Creating Custom Slash Commands in Claude Code

Part 1: Step-by-Step Tutorial

What This Workflow Does

Create a reusable slash command in Claude Code that you can trigger anytime to document your session and turn it into a blog post.

The Setup

Alex had just used Claude to rename a bunch of screenshot files. Then asked:

awesome. so now is there a slash command I can use to do this whenever i'm using claude code?

What Claude Did

  1. Created the commands directory (if it doesn’t exist):

    mkdir -p /Users/sash/.claude/commands
    
  2. Created a markdown file at /Users/sash/.claude/commands/document-session.md with the prompt instructions

  3. The command file contents:

    Review what just happened in this conversation and create a markdown file with two sections:
    
    ## Section 1: Step-by-Step Instructions
    Document exactly what the user did, the prompts used, and what Claude did in response...
    
    ## Section 2: Blog Post
    Write a SHORT blog post in the "Both Are True" newsletter style...
    
    Save the markdown file to: /Users/sash/Documents/VAULTS/the work (public?)/
    

How Custom Slash Commands Work

  • Put a .md file in ~/.claude/commands/
  • The filename becomes the command: document-session.md/document-session
  • The file contents become the prompt that runs when you invoke it
  • You can use $ARGUMENTS placeholder to pass in additional context

Your New Command

Command: /document-session

What it does:

  • Reviews the current conversation
  • Creates step-by-step instructions
  • Writes a Both Are True style blog post
  • Saves to your Obsidian vault

Other Command Ideas

You could create:

  • /rename-images - Rename all images in current directory
  • /summarize - Summarize what was accomplished
  • /commit-message - Generate a commit message for current changes
  • /blog-draft - Turn any conversation into a blog post

Part 2: Blog Post - “Teaching Claude Your Shortcuts”

The meta moment just happened.

I used Claude to rename some files. Then I asked if there was a slash command to document what we did. There wasn’t. So Claude made one. Then I asked Claude to run the command on… the conversation where we made the command.
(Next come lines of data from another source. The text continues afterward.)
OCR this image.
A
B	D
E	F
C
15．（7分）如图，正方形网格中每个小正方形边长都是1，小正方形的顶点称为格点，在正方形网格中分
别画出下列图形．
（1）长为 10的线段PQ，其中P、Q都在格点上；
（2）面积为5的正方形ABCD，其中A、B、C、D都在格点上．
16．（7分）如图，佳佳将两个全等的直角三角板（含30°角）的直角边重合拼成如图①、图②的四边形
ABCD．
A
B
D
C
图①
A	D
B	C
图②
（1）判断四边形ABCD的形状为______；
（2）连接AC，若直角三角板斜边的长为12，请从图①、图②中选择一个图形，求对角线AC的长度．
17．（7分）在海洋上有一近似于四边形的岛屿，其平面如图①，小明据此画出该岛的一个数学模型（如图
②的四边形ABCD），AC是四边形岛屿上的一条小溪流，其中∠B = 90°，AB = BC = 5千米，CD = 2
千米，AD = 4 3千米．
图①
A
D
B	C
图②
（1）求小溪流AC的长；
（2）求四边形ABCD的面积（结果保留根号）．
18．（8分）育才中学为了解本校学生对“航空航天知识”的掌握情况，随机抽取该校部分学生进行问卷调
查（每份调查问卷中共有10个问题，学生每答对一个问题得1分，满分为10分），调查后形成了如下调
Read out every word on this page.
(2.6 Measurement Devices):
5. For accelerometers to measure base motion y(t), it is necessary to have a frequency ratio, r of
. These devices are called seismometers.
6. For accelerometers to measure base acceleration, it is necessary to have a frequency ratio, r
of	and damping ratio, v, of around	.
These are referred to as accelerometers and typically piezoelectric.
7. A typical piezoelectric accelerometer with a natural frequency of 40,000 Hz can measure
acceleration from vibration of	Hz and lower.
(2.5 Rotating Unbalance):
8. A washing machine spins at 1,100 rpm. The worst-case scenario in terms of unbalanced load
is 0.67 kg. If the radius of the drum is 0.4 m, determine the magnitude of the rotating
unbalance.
Both are true: this is absurdly recursive and also exactly how tools should work. You use something, notice friction, and smooth it out for next time. The tool learns your patterns. Except here “the tool learning” is literally just a markdown file in a folder.

That’s the part that gets me. Custom slash commands in Claude Code are just text files. No code. No config. No API. You write what you want to happen in plain English, save it as whatever.md, and now /whatever is a thing you can do. It’s almost disappointingly simple.

I now have a /document-session command that will review any Claude Code conversation, extract the workflow into reusable steps, write it up in my voice, and save it to my Obsidian vault. Took about 30 seconds to create.

The unsexy truth about productivity: it’s not about the big systems. It’s about noticing the thing you’ll do again and making it one step easier. Then doing that a hundred times. Compound interest for your workflows.